C’est une histoire est assez émouvante : « Je suis mariée ça fait 25 ans aujourd’hui, à celui qui était mon camarade de classe à l’époque. J’ai enduré des humiliations de lui, passant par des infidélités, les bastonnades, les MST, DIEU merci je n’ai pas attrapé le VIH. Il faut dire que j’ai grandi dans ce mariage car c’est à mes 19 ans que je me marie et venant d’une famille très pauvre, le mariage était en quelque sorte pour moi une porte de sortie de cette misère, et grâce à mon mari, j’ai un boulot jusqu’à aujourd’hui », relate-t-elle
Sa mésaventure est terrifiante. Son histoire rocambolesque. « Pendant longtemps nous avons eu des problèmes pour avoir des enfants, mais par la grâce de Dieu nous avons 2 garçons de 9 et 11 ans. Mon mari entre temps passait son temps à investir auprès de ses différentes maitresses mais malgré tout notre argent nous avons juste pu construire une seule maison et encore c’était sous les coups de poings de mon mari, les pleurs ABK (radio à laquelle elle a fait la confidence, Ndlr) tout ça parce que je suis une femme soumise. Je vous épargne le nombre de fois que ses maitresses sont venues m’agresser à domicile, me demandant même de libérer la maison », raconte-t-elle.

Mais à un moment donné, tout a basculé pour ce couple avec les mésaventures de l’homme.
« Il y a 5 ans exactement, il a eu un gros problème à son travail ; comme beaucoup de ses collègues il a perdu son travail et pour payer les avocats et les négociations afin de lui éviter la prison on a dû vendre la seule et unique maison que nous avions mais malgré ça il a écopé de 8 ans de prison. J’ai dès lors souffert seule avec mes enfants et sa famille, je suis retournée en location. On a un petit terrain qui nous a été donné comme cadeau de mariage et qui vaut 10 ou 12 millions de FCFA aujourd’hui. Depuis quelques temps quand je vais lui rendre visite en prison il me demande de lui apporter les papiers dudit terrain car il voudrait que son avocat l’aide à vendre ; ça me semblait absurde car c’est la seule chose qu’il nous reste pour se relancer lorsqu’il sortira vu qu’il ne pourra plus travailler. J’ai essayé de le raisonner fatigué, mais rien. C’est alors qu’une personne m’informe qu’en fait il bénéficie des sorties de quelques weekends, chose que j’ignorais complètement. En fait lorsque mon mari sort, au lieu de venir nous voir nos enfants et moi, il va directement chez sa maitresse et cette dernière était même enceinte et a accouché ; c’est chez elle que monsieur va à chacune de ses sorties », décrit-elle.
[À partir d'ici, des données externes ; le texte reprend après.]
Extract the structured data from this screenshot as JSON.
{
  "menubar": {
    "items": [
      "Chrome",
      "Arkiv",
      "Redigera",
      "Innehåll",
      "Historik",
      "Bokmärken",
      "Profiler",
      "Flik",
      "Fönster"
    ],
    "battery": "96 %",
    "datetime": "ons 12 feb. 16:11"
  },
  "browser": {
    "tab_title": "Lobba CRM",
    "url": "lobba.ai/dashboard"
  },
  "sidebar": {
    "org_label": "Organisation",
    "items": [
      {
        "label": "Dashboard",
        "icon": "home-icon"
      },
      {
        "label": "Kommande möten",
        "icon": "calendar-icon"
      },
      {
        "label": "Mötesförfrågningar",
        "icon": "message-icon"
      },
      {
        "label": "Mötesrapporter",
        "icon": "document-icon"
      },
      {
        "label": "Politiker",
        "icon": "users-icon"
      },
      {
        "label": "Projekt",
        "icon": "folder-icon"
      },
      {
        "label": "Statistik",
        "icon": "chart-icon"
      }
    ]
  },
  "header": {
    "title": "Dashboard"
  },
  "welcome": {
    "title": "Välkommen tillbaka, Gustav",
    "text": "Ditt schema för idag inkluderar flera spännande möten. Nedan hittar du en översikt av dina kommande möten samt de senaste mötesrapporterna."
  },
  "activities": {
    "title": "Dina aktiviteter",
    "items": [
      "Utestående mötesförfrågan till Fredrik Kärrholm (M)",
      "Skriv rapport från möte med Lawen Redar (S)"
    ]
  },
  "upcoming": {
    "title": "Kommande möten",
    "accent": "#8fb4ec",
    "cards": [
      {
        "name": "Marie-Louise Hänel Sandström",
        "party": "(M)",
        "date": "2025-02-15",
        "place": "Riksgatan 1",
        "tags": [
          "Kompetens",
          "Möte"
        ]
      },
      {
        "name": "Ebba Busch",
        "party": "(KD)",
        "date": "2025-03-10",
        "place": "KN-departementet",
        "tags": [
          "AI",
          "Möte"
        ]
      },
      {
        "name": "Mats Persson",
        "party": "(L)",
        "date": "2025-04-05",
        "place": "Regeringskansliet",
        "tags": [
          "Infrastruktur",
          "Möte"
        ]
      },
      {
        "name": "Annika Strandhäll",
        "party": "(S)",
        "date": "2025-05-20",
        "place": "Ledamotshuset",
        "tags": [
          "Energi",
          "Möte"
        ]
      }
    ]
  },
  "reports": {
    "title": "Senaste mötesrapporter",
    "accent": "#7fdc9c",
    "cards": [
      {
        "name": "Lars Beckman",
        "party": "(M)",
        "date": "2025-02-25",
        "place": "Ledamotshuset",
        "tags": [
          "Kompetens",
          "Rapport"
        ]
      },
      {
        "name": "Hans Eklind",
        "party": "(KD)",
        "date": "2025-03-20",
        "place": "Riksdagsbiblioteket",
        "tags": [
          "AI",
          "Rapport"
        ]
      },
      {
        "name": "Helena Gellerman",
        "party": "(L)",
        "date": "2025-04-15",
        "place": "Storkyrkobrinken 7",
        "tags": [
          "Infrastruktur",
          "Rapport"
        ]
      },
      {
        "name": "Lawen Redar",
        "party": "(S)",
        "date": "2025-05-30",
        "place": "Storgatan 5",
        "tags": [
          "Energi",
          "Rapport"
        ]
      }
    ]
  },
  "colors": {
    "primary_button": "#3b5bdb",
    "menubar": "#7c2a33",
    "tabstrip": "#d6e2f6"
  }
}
« J’ai été le confronter et il me l’a confirmé en me disant que vu mon âge avancé il avait encore besoin d’enfants. Aujourd’hui je suis partagé entre l’humiliation, la colère, les regrets, que j’ai décidé de divorcer, vendre ce terrain et partir. Mais il a envoyé sa famille me supplier de rester, soit disant qu’il ne survivra pas car un homme comme lui en prison est déjà mort psychologiquement, que c’est grâce aux enfants et moi qu’il tient, et c’est juste l’envie de devenir père qui l’a conduit à faire cet enfant. Il voulait pourtant vendre la seule chose qu’il nous reste et à mon avis ceci pour subvenir aux besoins de sa maitresse et leur enfant. Si je vends ce terrain et je divorce serai-je une mauvaise épouse ? Je suis dépassée et morte dans ma tête. Je ne sais quoi faire, lui pardonner ? Ou partir après toutes ces années ? Besoin de vos conseils », a-t-elle conclu.